The man in the Armenian cell says he is not that guy.

His wife, Maria Yurova, told Russian broadcaster REN TV, in reporting picked up by The Hacker News, that the couple were flying out of Zvartnots airport in Yerevan on June 28 when border officers pulled her husband from the departure hall. She said the officers held up a phone showing a photograph lifted from his VKontakte page, the Russian equivalent of Facebook, and walked him into a side room. He has not come out since.

Did Armenia arrest the wrong man?

His lawyers say yes. They argue the detained tourist shares only a name with the REvil suspect Washington wants, and that a VKontakte profile picture is not identification evidence. Armenian authorities have not publicly disputed that framing, but they have not released him either. He remains in custody while the extradition paperwork moves through the courts.

That is the crux of the case.
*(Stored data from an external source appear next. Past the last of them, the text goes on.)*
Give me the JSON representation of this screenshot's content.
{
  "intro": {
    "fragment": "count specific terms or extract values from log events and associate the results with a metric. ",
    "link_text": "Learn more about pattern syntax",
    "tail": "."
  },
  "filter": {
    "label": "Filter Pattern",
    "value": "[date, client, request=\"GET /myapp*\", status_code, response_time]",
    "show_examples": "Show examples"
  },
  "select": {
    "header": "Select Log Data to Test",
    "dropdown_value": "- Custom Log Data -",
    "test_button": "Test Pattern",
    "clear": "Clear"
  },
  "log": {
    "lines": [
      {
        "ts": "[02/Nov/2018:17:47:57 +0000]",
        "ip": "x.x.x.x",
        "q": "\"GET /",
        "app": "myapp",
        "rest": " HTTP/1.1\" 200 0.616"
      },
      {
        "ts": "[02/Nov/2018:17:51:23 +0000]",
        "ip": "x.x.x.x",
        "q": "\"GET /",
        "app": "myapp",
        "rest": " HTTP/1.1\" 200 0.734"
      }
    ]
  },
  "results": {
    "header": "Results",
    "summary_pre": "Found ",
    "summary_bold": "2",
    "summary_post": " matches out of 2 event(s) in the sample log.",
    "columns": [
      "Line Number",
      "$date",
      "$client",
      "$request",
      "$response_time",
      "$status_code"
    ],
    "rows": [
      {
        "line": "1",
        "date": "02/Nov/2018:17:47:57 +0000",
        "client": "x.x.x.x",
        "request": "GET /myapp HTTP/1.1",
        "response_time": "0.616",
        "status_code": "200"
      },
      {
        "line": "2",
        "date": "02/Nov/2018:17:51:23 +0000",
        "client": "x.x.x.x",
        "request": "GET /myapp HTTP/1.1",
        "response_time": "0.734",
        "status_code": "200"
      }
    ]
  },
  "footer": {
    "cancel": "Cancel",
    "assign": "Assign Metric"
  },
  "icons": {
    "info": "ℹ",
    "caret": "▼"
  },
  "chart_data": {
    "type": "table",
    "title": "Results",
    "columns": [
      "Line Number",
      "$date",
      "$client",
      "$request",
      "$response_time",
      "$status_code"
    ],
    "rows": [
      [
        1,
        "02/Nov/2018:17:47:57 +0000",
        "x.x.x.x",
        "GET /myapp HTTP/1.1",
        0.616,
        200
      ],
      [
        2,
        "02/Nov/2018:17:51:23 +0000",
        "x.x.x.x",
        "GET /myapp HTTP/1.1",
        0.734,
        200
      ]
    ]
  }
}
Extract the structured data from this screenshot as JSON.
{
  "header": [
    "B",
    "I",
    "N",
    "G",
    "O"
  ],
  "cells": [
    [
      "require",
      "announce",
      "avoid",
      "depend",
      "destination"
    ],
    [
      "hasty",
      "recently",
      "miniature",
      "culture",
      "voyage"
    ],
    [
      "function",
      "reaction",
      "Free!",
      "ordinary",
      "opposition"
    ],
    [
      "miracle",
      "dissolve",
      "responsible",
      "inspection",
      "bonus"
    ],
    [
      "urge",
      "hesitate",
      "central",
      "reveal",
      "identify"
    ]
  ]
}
Extradition requests travel on names, dates of birth and identifying documents. When two people share a common Russian name, the burden falls on the requesting country, in this case the United States, to prove the person in the cell is the person on the warrant.

Until that proof lands, an ordinary traveller is being held on suspicion of running one of the most damaging ransomware operations of the past decade.

Why does this name keep coming up?

An Aleksandr Ermakov has been in Western law enforcement crosshairs for years. In January 2024, Australia, the United Kingdom and the United States jointly sanctioned a Russian national of that name for his alleged role in the 2022 Medibank breach, an attack that exposed the health records of roughly 9.7 million Australians. REvil affiliates were tied to that intrusion.

So the name is real, the charges are real, and the appetite in Washington to actually get hands on someone connected to REvil is very real. What is unclear is whether the man Armenia pulled off a plane is the man on the warrant.

What happens next?

An Armenian court will decide whether to approve the U.S. extradition request. That process typically involves reviewing identification documents, biometric data and any evidence the requesting country provides linking the detained person to the alleged crimes.

If the identification holds, Ermakov could become one of the highest-profile ransomware suspects ever handed to U.S. prosecutors. If it does not, an unlucky traveller with a common name will have spent months behind bars because a border officer matched a face to a social media photo.

For now, he is still in the cell. And REvil, or what is left of it, is still a name that gets people arrested at airports.